Can the OK Shepherd appreciate perfection while advocating for okayness as a favorable model for life and leadering? That was a rhetorical question but I'm still going to answer it: YES.
Yesterday I went to the Chick-fil-a with my tax credits to pick up lunch. As we were slow rolling through the loopty loop drive through, my attention turned to the patio. At that moment, it was 98 degrees. Even with umbrellas and a crowded dining room, nobody cared to eat outside. The patio was empty.
Still, I couldn't turn away because the umbrellas were aligned in perfect order, on every plane. If it was any other restaurant, I'd be surprised, but Chick-fil-a don't play. Corporate has quality control controlled. In the morning, some young chicken buck grabbed a protractor, muttered to no one in particular, "my pleasure", and made umbrellas interesting again.
Okayness is not about settling for less than correct. It is charged with a gentle acknowledgement that life, more often than not, does not care about your plans. Yet still, we can avoid nihilism and cynicism by owning what we can control and nailing it. The chicken buck on umbrella duty understood the intrinsic, understated, and still essential quality of the assignment.

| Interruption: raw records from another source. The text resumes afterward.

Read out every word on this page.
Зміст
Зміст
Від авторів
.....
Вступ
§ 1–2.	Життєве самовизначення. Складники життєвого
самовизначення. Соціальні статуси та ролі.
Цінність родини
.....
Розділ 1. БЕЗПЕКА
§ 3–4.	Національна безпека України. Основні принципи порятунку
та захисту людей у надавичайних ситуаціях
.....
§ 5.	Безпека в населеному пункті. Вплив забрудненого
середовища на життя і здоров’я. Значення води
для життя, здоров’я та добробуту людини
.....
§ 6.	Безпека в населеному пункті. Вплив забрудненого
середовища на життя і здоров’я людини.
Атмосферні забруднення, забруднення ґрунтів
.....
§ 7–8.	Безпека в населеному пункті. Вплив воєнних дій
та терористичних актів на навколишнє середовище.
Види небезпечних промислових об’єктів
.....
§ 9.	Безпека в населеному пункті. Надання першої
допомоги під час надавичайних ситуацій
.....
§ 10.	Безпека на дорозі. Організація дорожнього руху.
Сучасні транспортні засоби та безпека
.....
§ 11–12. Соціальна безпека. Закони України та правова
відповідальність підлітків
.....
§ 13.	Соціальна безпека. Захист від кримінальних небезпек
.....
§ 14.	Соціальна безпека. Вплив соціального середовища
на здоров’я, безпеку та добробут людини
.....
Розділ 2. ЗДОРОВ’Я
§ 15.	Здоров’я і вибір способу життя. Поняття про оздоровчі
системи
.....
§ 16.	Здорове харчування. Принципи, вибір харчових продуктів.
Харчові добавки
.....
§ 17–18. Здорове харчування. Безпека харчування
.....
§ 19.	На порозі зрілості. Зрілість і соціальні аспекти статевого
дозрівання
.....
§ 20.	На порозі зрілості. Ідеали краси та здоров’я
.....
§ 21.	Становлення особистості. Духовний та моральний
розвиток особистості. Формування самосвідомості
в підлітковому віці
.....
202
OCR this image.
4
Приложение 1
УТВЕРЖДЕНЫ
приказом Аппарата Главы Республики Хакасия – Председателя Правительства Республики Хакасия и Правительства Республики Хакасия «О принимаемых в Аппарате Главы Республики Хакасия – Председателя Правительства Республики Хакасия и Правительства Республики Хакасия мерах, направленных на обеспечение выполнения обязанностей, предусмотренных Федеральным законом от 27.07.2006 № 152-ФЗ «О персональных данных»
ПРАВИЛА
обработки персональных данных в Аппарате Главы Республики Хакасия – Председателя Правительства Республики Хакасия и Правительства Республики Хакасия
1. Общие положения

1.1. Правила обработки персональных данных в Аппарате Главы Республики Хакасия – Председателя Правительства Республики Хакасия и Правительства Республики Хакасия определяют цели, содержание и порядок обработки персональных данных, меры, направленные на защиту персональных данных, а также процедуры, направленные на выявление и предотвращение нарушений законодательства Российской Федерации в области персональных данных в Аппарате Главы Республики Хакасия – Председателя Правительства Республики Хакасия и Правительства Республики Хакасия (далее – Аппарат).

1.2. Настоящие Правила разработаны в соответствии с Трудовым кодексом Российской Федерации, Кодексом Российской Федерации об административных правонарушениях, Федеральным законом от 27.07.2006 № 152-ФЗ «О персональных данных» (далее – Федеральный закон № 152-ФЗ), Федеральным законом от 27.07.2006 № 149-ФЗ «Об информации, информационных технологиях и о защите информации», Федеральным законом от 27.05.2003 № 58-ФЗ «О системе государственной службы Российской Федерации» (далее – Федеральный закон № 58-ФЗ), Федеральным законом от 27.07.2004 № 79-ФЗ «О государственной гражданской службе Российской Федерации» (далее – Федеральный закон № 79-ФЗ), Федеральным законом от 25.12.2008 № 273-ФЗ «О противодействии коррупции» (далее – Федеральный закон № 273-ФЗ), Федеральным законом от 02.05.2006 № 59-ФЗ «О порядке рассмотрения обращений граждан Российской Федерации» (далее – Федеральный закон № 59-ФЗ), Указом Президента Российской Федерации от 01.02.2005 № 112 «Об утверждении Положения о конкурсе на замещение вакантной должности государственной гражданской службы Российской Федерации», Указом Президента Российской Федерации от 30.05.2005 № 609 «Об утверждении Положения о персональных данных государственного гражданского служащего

The chicken buck couldn't control the sun. But the umbrellas were nevertheless correct. It is low hanging fruit. Nobody will notice if you didn't use your protractor, but when you do, for that which you can control, somebody will notice, the credibility of your organization will be enhanced, and two days later OK Shepherds like me will still be talking about it.
The lesson in leadering is to do the best you can with what you got. That's the standard by which you will be judged. Yesterday at Chick-fil-a the sun was the sheep that ran away. They let it go so they could do umbrellas better.
It will be my pleasure to serve the next guest.